Well, here we go with some worries over how spending will be affected by Y2K. Paul Fox at NationsBanc Montgomery Securities seems to put the damper on what could've been a good day for storage stocks. So far, I haven't seen any seriously bad news from anyone except Compaq and depending on how you look that it can be explained away as company specific, we hope.
Apple came in with brilliant growth in earnings and revenues, Dell seems to think business as usual, HP may or may not be doing well depending on whether you listen to the CEO or investor relations, and finally Intel still seems to be cruising along.
So like have been saying for at least a year now, it seems likely that there must be some ebb and flow around the tidal pull of Y2K. It simply must have an effect. So, here we see Paul Fox citing concerns of Y2K. Is he the first or has he simply gone crazy?
Once you assume that there will be a break in the normal consistent buying patterns for storage, can you assume that these anomalies will be short-lived and if you look at the period of one year versus one quarter will you see the trend has remained true over the longer period.
It would seem likely that the market will not be very forgiving of one or two missed quarters. There should be the typical crashing reaction to a crisis of confidence followed by some sort of rationality that says we can see the world will return to normal next summer.
So I'd like to propose to the thread, again, are we going to see the market scared into a major sell off as Y2K concerns grow?

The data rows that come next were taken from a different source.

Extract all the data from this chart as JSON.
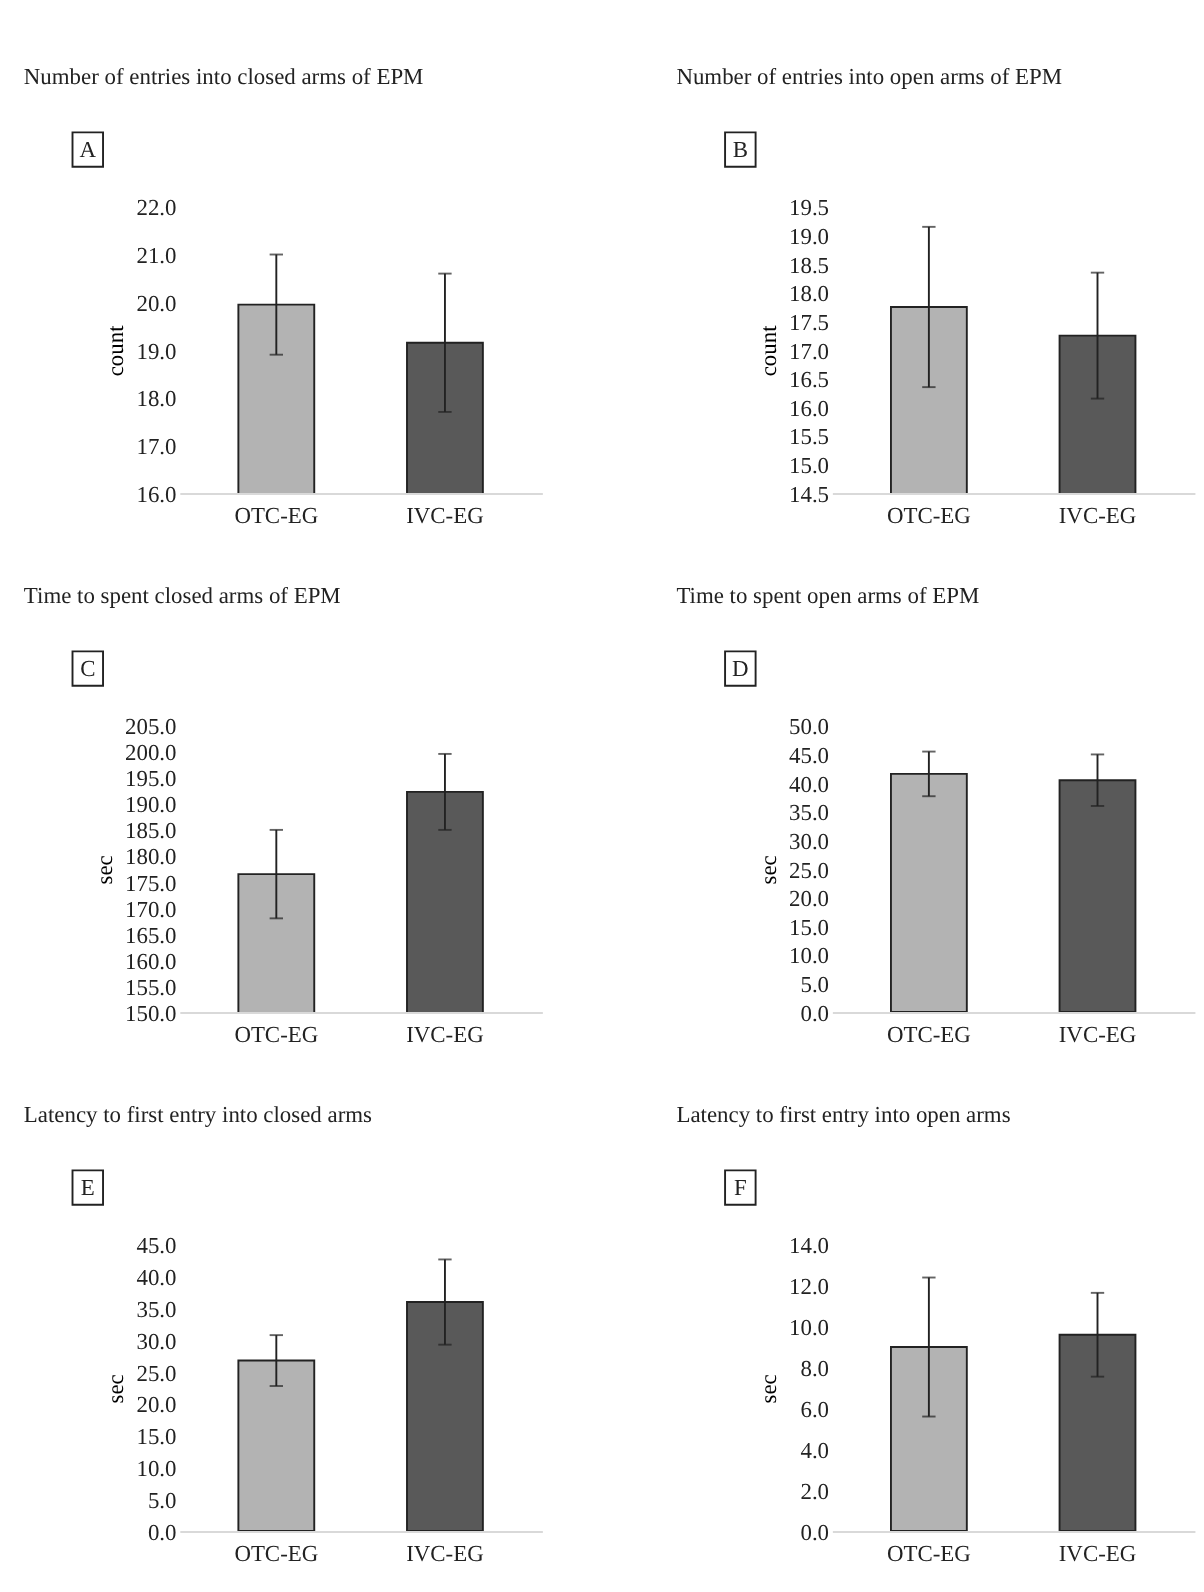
{
  "chart_data": [
    {
      "type": "bar",
      "title": "Number of entries into closed arms of EPM",
      "ylabel": "count",
      "annotations": [
        "A"
      ],
      "categories": [
        "OTC-EG",
        "IVC-EG"
      ],
      "values": [
        19.95,
        19.15
      ],
      "errors": [
        1.05,
        1.45
      ],
      "colors": [
        "#b3b3b3",
        "#595959"
      ],
      "ylim": [
        16,
        22
      ],
      "yticks": [
        {
          "value": 16,
          "label": "16.0"
        },
        {
          "value": 17,
          "label": "17.0"
        },
        {
          "value": 18,
          "label": "18.0"
        },
        {
          "value": 19,
          "label": "19.0"
        },
        {
          "value": 20,
          "label": "20.0"
        },
        {
          "value": 21,
          "label": "21.0"
        },
        {
          "value": 22,
          "label": "22.0"
        }
      ]
    },
    {
      "type": "bar",
      "title": "Number of entries into open arms of EPM",
      "ylabel": "count",
      "annotations": [
        "B"
      ],
      "categories": [
        "OTC-EG",
        "IVC-EG"
      ],
      "values": [
        17.75,
        17.25
      ],
      "errors": [
        1.4,
        1.1
      ],
      "colors": [
        "#b3b3b3",
        "#595959"
      ],
      "ylim": [
        14.5,
        19.5
      ],
      "yticks": [
        14.5,
        15.5,
        16.5,
        17.5,
        18.5,
        19.5,
        {
          "value": 15,
          "label": "15.0"
        },
        {
          "value": 16,
          "label": "16.0"
        },
        {
          "value": 17,
          "label": "17.0"
        },
        {
          "value": 18,
          "label": "18.0"
        },
        {
          "value": 19,
          "label": "19.0"
        }
      ]
    },
    {
      "type": "bar",
      "title": "Time to spent closed arms of EPM",
      "ylabel": "sec",
      "annotations": [
        "C"
      ],
      "categories": [
        "OTC-EG",
        "IVC-EG"
      ],
      "values": [
        176.5,
        192.3
      ],
      "errors": [
        8.5,
        7.3
      ],
      "colors": [
        "#b3b3b3",
        "#595959"
      ],
      "ylim": [
        150,
        205
      ],
      "yticks": [
        {
          "value": 150,
          "label": "150.0"
        },
        {
          "value": 155,
          "label": "155.0"
        },
        {
          "value": 160,
          "label": "160.0"
        },
        {
          "value": 165,
          "label": "165.0"
        },
        {
          "value": 170,
          "label": "170.0"
        },
        {
          "value": 175,
          "label": "175.0"
        },
        {
          "value": 180,
          "label": "180.0"
        },
        {
          "value": 185,
          "label": "185.0"
        },
        {
          "value": 190,
          "label": "190.0"
        },
        {
          "value": 195,
          "label": "195.0"
        },
        {
          "value": 200,
          "label": "200.0"
        },
        {
          "value": 205,
          "label": "205.0"
        }
      ]
    },
    {
      "type": "bar",
      "title": "Time to spent open arms of EPM",
      "ylabel": "sec",
      "annotations": [
        "D"
      ],
      "categories": [
        "OTC-EG",
        "IVC-EG"
      ],
      "values": [
        41.6,
        40.5
      ],
      "errors": [
        3.9,
        4.5
      ],
      "colors": [
        "#b3b3b3",
        "#595959"
      ],
      "ylim": [
        0,
        50
      ],
      "yticks": [
        {
          "value": 0,
          "label": "0.0"
        },
        {
          "value": 5,
          "label": "5.0"
        },
        {
          "value": 10,
          "label": "10.0"
        },
        {
          "value": 15,
          "label": "15.0"
        },
        {
          "value": 20,
          "label": "20.0"
        },
        {
          "value": 25,
          "label": "25.0"
        },
        {
          "value": 30,
          "label": "30.0"
        },
        {
          "value": 35,
          "label": "35.0"
        },
        {
          "value": 40,
          "label": "40.0"
        },
        {
          "value": 45,
          "label": "45.0"
        },
        {
          "value": 50,
          "label": "50.0"
        }
      ]
    },
    {
      "type": "bar",
      "title": "Latency to first entry into closed arms",
      "ylabel": "sec",
      "annotations": [
        "E"
      ],
      "categories": [
        "OTC-EG",
        "IVC-EG"
      ],
      "values": [
        26.8,
        36.0
      ],
      "errors": [
        4.0,
        6.7
      ],
      "colors": [
        "#b3b3b3",
        "#595959"
      ],
      "ylim": [
        0,
        45
      ],
      "yticks": [
        {
          "value": 0,
          "label": "0.0"
        },
        {
          "value": 5,
          "label": "5.0"
        },
        {
          "value": 10,
          "label": "10.0"
        },
        {
          "value": 15,
          "label": "15.0"
        },
        {
          "value": 20,
          "label": "20.0"
        },
        {
          "value": 25,
          "label": "25.0"
        },
        {
          "value": 30,
          "label": "30.0"
        },
        {
          "value": 35,
          "label": "35.0"
        },
        {
          "value": 40,
          "label": "40.0"
        },
        {
          "value": 45,
          "label": "45.0"
        }
      ]
    },
    {
      "type": "bar",
      "title": "Latency to first entry into open arms",
      "ylabel": "sec",
      "annotations": [
        "F"
      ],
      "categories": [
        "OTC-EG",
        "IVC-EG"
      ],
      "values": [
        9.0,
        9.6
      ],
      "errors": [
        3.4,
        2.05
      ],
      "colors": [
        "#b3b3b3",
        "#595959"
      ],
      "ylim": [
        0,
        14
      ],
      "yticks": [
        {
          "value": 0,
          "label": "0.0"
        },
        {
          "value": 2,
          "label": "2.0"
        },
        {
          "value": 4,
          "label": "4.0"
        },
        {
          "value": 6,
          "label": "6.0"
        },
        {
          "value": 8,
          "label": "8.0"
        },
        {
          "value": 10,
          "label": "10.0"
        },
        {
          "value": 12,
          "label": "12.0"
        },
        {
          "value": 14,
          "label": "14.0"
        }
      ]
    }
  ]
}
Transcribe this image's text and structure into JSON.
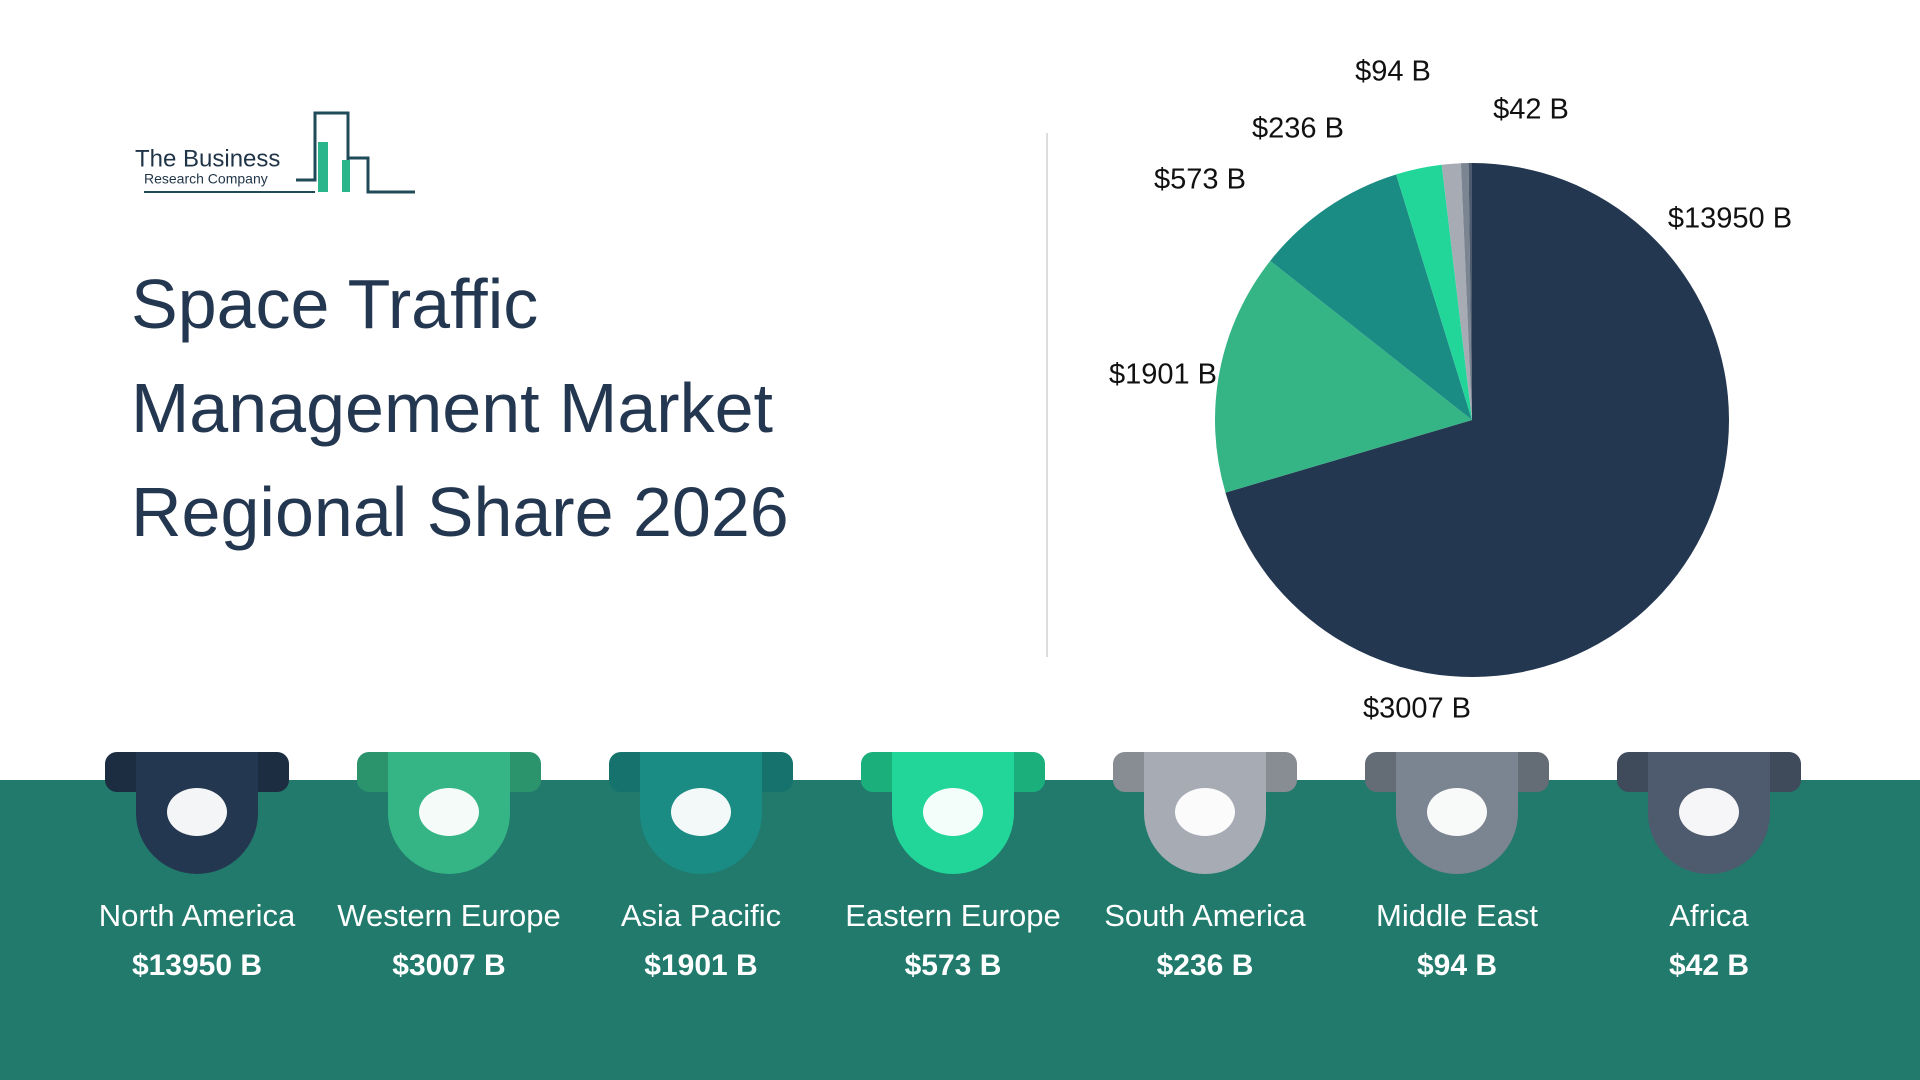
{
  "logo": {
    "line1": "The Business",
    "line2": "Research Company"
  },
  "chart_data": {
    "type": "pie",
    "title": "Space Traffic Management Market Regional Share 2026",
    "categories": [
      "North America",
      "Western Europe",
      "Asia Pacific",
      "Eastern Europe",
      "South America",
      "Middle East",
      "Africa"
    ],
    "values": [
      13950,
      3007,
      1901,
      573,
      236,
      94,
      42
    ],
    "value_labels": [
      "$13950 B",
      "$3007 B",
      "$1901 B",
      "$573 B",
      "$236 B",
      "$94 B",
      "$42 B"
    ],
    "colors": [
      "#243750",
      "#35b585",
      "#1a8c84",
      "#21d698",
      "#a6abb4",
      "#7b8491",
      "#4e5b6e"
    ]
  }
}
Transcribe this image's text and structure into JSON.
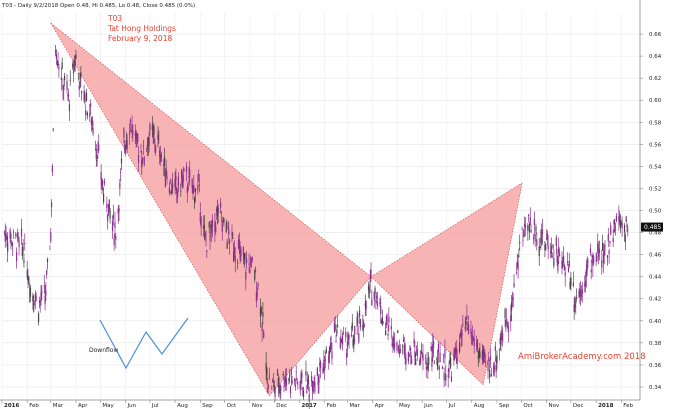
{
  "header": {
    "info": "T03 - Daily 9/2/2018 Open 0.48, Hi 0.485, Lo 0.48, Close 0.485 (0.0%)"
  },
  "annotation": {
    "ticker": "T03",
    "company": "Tat Hong Holdings",
    "date": "February 9, 2018"
  },
  "watermark": "AmiBrokerAcademy.com  2018",
  "inset": {
    "label": "Downflow",
    "line_color": "#4a8fd6"
  },
  "colors": {
    "candle_main": "#8a2f8e",
    "candle_dark": "#444444",
    "pattern_fill": "#f7a7a7",
    "pattern_stroke": "#c44040",
    "axis": "#999999",
    "last_price_box": "#111111"
  },
  "chart_data": {
    "type": "line",
    "title": "T03 - Daily 9/2/2018 Open 0.48, Hi 0.485, Lo 0.48, Close 0.485 (0.0%)",
    "xlabel": "",
    "ylabel": "",
    "ylim": [
      0.33,
      0.68
    ],
    "y_ticks": [
      0.34,
      0.36,
      0.38,
      0.4,
      0.42,
      0.44,
      0.46,
      0.48,
      0.5,
      0.52,
      0.54,
      0.56,
      0.58,
      0.6,
      0.62,
      0.64,
      0.66
    ],
    "x_tick_labels": [
      {
        "label": "2016",
        "bold": true
      },
      {
        "label": "Feb"
      },
      {
        "label": "Mar"
      },
      {
        "label": "Apr"
      },
      {
        "label": "May"
      },
      {
        "label": "Jun"
      },
      {
        "label": "Jul"
      },
      {
        "label": "Aug"
      },
      {
        "label": "Sep"
      },
      {
        "label": "Oct"
      },
      {
        "label": "Nov"
      },
      {
        "label": "Dec"
      },
      {
        "label": "2017",
        "bold": true
      },
      {
        "label": "Feb"
      },
      {
        "label": "Mar"
      },
      {
        "label": "Apr"
      },
      {
        "label": "May"
      },
      {
        "label": "Jun"
      },
      {
        "label": "Jul"
      },
      {
        "label": "Aug"
      },
      {
        "label": "Sep"
      },
      {
        "label": "Oct"
      },
      {
        "label": "Nov"
      },
      {
        "label": "Dec"
      },
      {
        "label": "2018",
        "bold": true
      },
      {
        "label": "Feb"
      }
    ],
    "last_price": 0.485,
    "last_price_label": "0.485",
    "pattern": {
      "name": "Downflow",
      "points": [
        {
          "date": "2016-03-01",
          "price": 0.67
        },
        {
          "date": "2016-11-25",
          "price": 0.332
        },
        {
          "date": "2017-03-30",
          "price": 0.44
        },
        {
          "date": "2017-08-15",
          "price": 0.342
        },
        {
          "date": "2017-10-02",
          "price": 0.525
        }
      ]
    },
    "series": [
      {
        "values_note": "approximate daily closes (sampled)",
        "x": [
          "2016-01-04",
          "2016-01-12",
          "2016-01-20",
          "2016-01-28",
          "2016-02-05",
          "2016-02-15",
          "2016-02-24",
          "2016-03-01",
          "2016-03-07",
          "2016-03-15",
          "2016-03-23",
          "2016-03-31",
          "2016-04-08",
          "2016-04-18",
          "2016-04-26",
          "2016-05-04",
          "2016-05-12",
          "2016-05-20",
          "2016-05-30",
          "2016-06-07",
          "2016-06-15",
          "2016-06-23",
          "2016-07-01",
          "2016-07-11",
          "2016-07-19",
          "2016-07-27",
          "2016-08-04",
          "2016-08-12",
          "2016-08-22",
          "2016-08-30",
          "2016-09-07",
          "2016-09-15",
          "2016-09-23",
          "2016-10-03",
          "2016-10-11",
          "2016-10-19",
          "2016-10-27",
          "2016-11-04",
          "2016-11-14",
          "2016-11-22",
          "2016-11-30",
          "2016-12-08",
          "2016-12-16",
          "2016-12-26",
          "2017-01-04",
          "2017-01-12",
          "2017-01-20",
          "2017-01-30",
          "2017-02-07",
          "2017-02-15",
          "2017-02-23",
          "2017-03-03",
          "2017-03-13",
          "2017-03-21",
          "2017-03-29",
          "2017-04-06",
          "2017-04-14",
          "2017-04-24",
          "2017-05-02",
          "2017-05-10",
          "2017-05-18",
          "2017-05-26",
          "2017-06-05",
          "2017-06-13",
          "2017-06-21",
          "2017-06-29",
          "2017-07-07",
          "2017-07-17",
          "2017-07-25",
          "2017-08-02",
          "2017-08-10",
          "2017-08-18",
          "2017-08-28",
          "2017-09-05",
          "2017-09-13",
          "2017-09-21",
          "2017-09-29",
          "2017-10-09",
          "2017-10-17",
          "2017-10-25",
          "2017-11-02",
          "2017-11-10",
          "2017-11-20",
          "2017-11-28",
          "2017-12-06",
          "2017-12-14",
          "2017-12-22",
          "2018-01-03",
          "2018-01-11",
          "2018-01-19",
          "2018-01-29",
          "2018-02-09"
        ],
        "values": [
          0.48,
          0.475,
          0.47,
          0.465,
          0.43,
          0.415,
          0.425,
          0.48,
          0.65,
          0.62,
          0.6,
          0.64,
          0.61,
          0.59,
          0.56,
          0.52,
          0.5,
          0.48,
          0.56,
          0.58,
          0.56,
          0.55,
          0.57,
          0.56,
          0.54,
          0.52,
          0.52,
          0.53,
          0.52,
          0.52,
          0.47,
          0.48,
          0.5,
          0.48,
          0.47,
          0.46,
          0.45,
          0.45,
          0.42,
          0.35,
          0.34,
          0.345,
          0.35,
          0.345,
          0.345,
          0.34,
          0.35,
          0.36,
          0.37,
          0.39,
          0.38,
          0.38,
          0.39,
          0.4,
          0.43,
          0.425,
          0.4,
          0.39,
          0.38,
          0.375,
          0.37,
          0.37,
          0.36,
          0.37,
          0.365,
          0.36,
          0.355,
          0.38,
          0.395,
          0.385,
          0.37,
          0.36,
          0.36,
          0.38,
          0.4,
          0.42,
          0.47,
          0.49,
          0.48,
          0.475,
          0.47,
          0.465,
          0.45,
          0.45,
          0.42,
          0.43,
          0.45,
          0.46,
          0.455,
          0.48,
          0.49,
          0.485
        ]
      }
    ]
  }
}
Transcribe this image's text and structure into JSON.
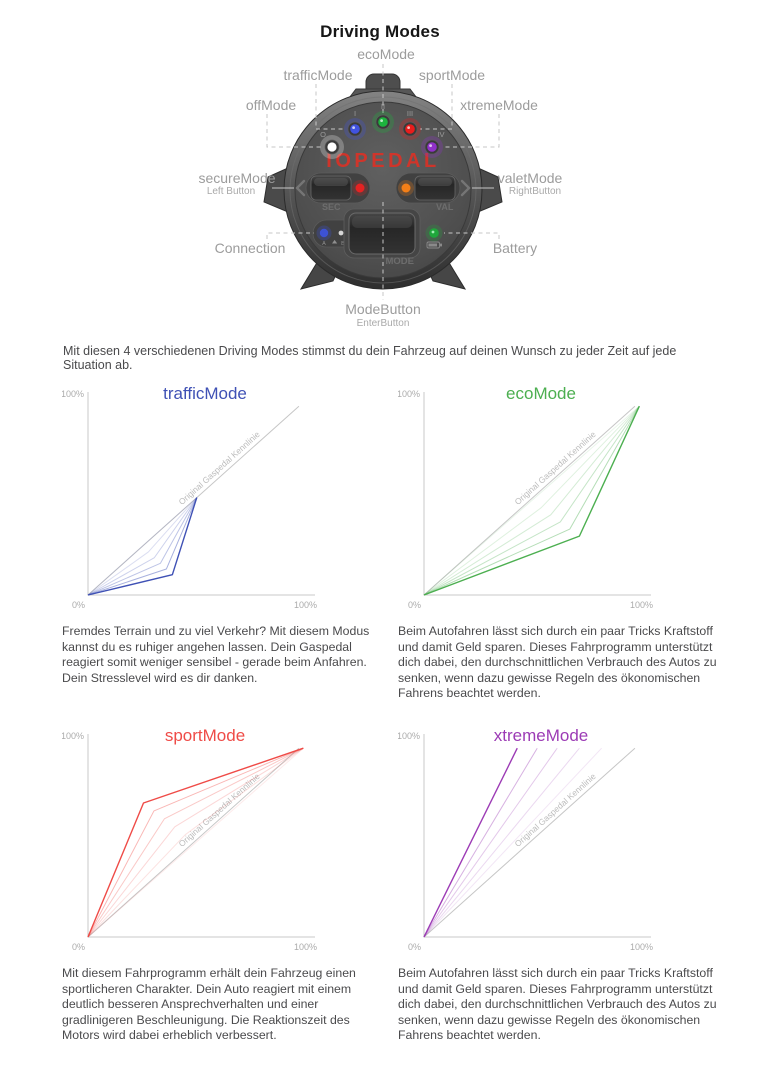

By the way, for those of you who may not have noticed, enterprise software vendors have gotten a big chop as their earnings have actually fallen and they've said it was due to spending shifts related to Y2K. In some cases, there seems to be consideration that equipment platforms will be replaced and therefore buying software this time is not wise. Not necessarily a bad scenario for hardware vendors.
Regards, Mark
RESEARCH ALERT - Montgomery cuts data storage cos
NEW YORK, April 15 (Reuters) - NationsBanc Montgomery Securities cut its ratings on four makers of data storage equipment based on a survey that suggested a macro-economic spending slowdown associated with Year 2000 repair work.
-- In a research note, analyst Paul Fox said he had his ratings to hold from buy for EMC Corp. (NYSE:EMC - news), Seagate Technology Inc. (NYSE:SEG - news), Hutchinson Technology Inc. (Nasdaq:HTCH - news) and Maxtor Corp. (Nasdaq:MXTR - news).
-- The analyst said a survey of 45 major companies to determine the potential for a freeze in new purchasing related to repair of potential Year 2000 glitches, found that 30 of the companies, or 67 percent, would significantly slow or freeze spending by the fourth quarter of this year.
-- As a result, Fox cut his fourth quarter earnings estimate on EMC to $0.51 from $0.59 previously. The consensus had been $0.61, he noted. ''We would not be surprised to see some very good quarters (Q1 to Q3), particularly because there is acceleration prior to freezes,'' Fox wrote.
-- EMC stock lost 10 percent to to 112, down 13 on the day, in composite U.S. stock exchange trading. Hutchinson gave up 2-19/32 to 20-7/8, Seagate fell 1/2 to 27-11/16, and Maxtor dropped 7/8 to 7-7/16.
-- In response to its stock's plunge, EMC issued a statement reiterating its expectation that its revenues and earnings will grow in excess of 30 percent in 1999. It cited a survey of more than 250 corporate customers it conducted in the first quarter of 1999 to support its bullish views.